リコーの傑作カメラ、『GR』。焦点距離は28ミリ。カミソリのように良く解像する。テレコンバータ付きの40ミリも所有している彩聖だが、28ミリで撮影することが、彼女の流儀ともいうべきか。


「パシャ」

 

しかし、良く写るものだなぁ。髪の毛の細かな線が、一本一本解像している。全く破綻していない。被写体の方は、どうだ?流石は、万理架まりかだ。細長い手足がモデル映えしている。シャッターを切ると、どんどんその気になる。小学5年生にはみえない。とても大人びていて、見ているこちらが、怖くなるくらいだ。


「カシャッ」

「カシャッ」


GRがもっと撮れと叫んでくる。

もう150枚近くは、撮ったであろう...。

その時、万理架の背後から、そっと抱きつく彩聖。


「好きだよ...」

ストラップ越しのGRが、小さく揺れた...。



少し困り顔の万理架。

「...。」


「さぁ、今度は私が、彩聖を撮影する番だよ」

右も左もわからない万理架がシャッターを切る。

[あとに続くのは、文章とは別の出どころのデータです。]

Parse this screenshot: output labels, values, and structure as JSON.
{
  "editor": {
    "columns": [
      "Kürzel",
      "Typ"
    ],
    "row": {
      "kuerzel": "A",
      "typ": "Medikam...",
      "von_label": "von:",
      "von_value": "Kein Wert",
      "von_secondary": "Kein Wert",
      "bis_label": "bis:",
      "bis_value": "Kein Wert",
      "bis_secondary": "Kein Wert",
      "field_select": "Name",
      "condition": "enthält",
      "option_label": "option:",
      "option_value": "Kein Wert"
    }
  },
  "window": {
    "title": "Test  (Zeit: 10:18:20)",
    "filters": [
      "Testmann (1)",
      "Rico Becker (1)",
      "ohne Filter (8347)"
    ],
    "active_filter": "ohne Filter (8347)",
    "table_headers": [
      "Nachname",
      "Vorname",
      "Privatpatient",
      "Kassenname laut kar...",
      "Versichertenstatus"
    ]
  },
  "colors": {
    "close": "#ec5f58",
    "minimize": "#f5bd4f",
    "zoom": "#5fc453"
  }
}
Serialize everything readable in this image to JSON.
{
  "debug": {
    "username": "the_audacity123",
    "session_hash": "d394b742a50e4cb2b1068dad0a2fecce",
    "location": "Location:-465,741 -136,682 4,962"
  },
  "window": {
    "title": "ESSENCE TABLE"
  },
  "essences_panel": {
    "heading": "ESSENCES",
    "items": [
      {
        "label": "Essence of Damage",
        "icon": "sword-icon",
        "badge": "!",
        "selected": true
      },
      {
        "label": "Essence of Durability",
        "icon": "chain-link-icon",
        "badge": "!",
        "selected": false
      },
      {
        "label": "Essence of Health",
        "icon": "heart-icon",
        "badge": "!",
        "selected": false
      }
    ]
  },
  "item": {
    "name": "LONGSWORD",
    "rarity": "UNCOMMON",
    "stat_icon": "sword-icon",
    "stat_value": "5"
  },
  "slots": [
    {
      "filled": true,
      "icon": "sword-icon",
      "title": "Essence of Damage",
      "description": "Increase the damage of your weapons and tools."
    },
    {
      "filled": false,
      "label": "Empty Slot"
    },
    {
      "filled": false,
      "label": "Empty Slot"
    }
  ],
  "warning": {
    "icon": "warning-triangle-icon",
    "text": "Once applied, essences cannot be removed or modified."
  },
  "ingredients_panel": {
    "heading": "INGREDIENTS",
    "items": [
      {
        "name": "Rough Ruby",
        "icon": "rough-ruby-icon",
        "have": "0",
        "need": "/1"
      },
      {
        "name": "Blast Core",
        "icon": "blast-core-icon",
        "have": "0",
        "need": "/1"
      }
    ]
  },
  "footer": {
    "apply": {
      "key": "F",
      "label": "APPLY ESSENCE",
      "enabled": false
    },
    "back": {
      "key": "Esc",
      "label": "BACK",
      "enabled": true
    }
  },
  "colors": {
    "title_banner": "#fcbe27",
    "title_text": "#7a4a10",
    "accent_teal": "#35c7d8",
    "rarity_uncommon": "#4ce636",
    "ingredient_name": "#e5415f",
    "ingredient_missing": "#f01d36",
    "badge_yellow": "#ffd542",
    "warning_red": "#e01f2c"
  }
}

すぐさま背面モニタで確認すると、そこには、小さな28ミリ・GRを片手に持った作り笑顔の彩聖の姿。


「うん、いい感じ」

「私、このカメラ。好きになっちゃた」と万理架が微笑んだ。

GRのお陰とも言うべきか。お互いの距離が急接近した1日。



彩聖の瞳には、万理架の優しさが一枚、記録されていった...。